Nevertheless, those who reassured us about the export of manufacturing jobs a decade ago are back and reassuring us again. We're told not to worry about losing high-paying white-collar jobs to venues like India. We don't need them, we're told, because the economy is changing again—morphing into a 'service economy.'

"Globalization—whether it's for products or services—may feel like it hurts, but at the end of the day, it creates economic value all around," said Vivek Pal, whose firm arranges offshore moves for companies like Microsoft.

The result, according to the Organization for Economic Cooperation and Development, is the service sector now accounts for about 70 percent of all new jobs among the world's richest nations. "Service industries are the biggest and fastest-growing part of our economy," said Census Bureau analyst Paul Zeisset, noting the domestic impact.

What does this trend truly mean? If you sit behind a desk or in front of a computer, it is likely your job could be done just as well overseas, but for a fraction of its U.S. cost. At many American companies, management knows this. The big picture, however, is that the United States is not merely losing jobs to developing countries, but those exported jobs are applying downward pressures on U.S. wages.

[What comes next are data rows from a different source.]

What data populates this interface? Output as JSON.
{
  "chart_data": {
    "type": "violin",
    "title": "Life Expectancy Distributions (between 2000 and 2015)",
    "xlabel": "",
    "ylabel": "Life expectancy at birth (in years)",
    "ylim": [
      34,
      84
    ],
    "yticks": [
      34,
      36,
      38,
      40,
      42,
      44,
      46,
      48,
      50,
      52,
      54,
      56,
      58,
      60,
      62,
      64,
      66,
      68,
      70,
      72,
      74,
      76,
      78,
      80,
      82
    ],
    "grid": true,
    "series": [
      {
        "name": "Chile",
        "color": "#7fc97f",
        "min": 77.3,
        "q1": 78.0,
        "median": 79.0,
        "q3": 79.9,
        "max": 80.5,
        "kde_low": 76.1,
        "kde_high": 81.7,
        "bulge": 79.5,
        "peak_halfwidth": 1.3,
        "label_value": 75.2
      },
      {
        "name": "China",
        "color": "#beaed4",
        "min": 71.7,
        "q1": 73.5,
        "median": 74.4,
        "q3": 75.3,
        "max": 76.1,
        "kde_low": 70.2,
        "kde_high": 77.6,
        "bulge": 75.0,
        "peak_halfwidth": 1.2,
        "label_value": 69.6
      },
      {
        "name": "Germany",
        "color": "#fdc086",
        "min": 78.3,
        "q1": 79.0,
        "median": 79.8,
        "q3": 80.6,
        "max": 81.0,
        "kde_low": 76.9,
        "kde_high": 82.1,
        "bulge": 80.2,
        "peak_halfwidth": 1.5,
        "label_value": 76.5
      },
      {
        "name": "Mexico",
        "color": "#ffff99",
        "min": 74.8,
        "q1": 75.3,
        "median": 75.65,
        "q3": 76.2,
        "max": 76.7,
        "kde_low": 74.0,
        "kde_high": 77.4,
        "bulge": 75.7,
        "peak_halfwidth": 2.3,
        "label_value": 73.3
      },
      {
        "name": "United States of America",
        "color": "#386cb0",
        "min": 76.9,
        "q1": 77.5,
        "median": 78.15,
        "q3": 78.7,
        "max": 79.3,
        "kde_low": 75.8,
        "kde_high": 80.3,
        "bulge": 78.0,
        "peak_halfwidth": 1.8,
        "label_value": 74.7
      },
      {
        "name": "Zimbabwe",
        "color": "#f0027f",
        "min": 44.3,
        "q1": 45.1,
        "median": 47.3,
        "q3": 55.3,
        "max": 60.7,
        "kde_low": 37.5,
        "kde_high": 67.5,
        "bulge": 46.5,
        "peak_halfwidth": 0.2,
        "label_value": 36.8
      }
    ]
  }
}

Take Fluor Corp. of Aliso Viejo, Calif., as an example. Fluor employs 1,200 engineers and draftsmen in the Philippines, Poland and India who produce plans of industrial facilities. Fluor's chief engineer in the Philippines earns just $1,100 a month. Fluor is one of the prime contractors for the United States in Iraq.

"This train has left the station. The cows have left the barn. The toothpaste is out of the tube," said John McCarthy, director of research at Forrester Research. "You're not going to turn the tide on this just as we couldn't turn the tide on the manufacturing (job) shift."

Common sense and simple math tells us that sooner or later, something has to give. This cannot be a zero-sum game. There are identifiable losers and winners—call it the Yin and Yang of a globalized labor market. The domestic losers, unfortunately, are going to be American jobs and our national climate of economic opportunities.

On one hand American liberals, who worry about the human condition in developing nations, should be pleased. These exported jobs pay well—by Third World standards—so these jobs will better their lives immeasurably. And, conservatives, who like to blame every economic headache they suffer on unions, taxation and government regulations here in the United States, now have alternative venues free of such annoyances.

So, the problem is the impact of these macro-economic trends on the fundamentals of the domestic economy. Even if Treasury Secretary John Snow is correct that the economy will soon create 200,000 jobs a month, the question is what kind of jobs will these be—and at what pay scale? Those questions remain to be answered.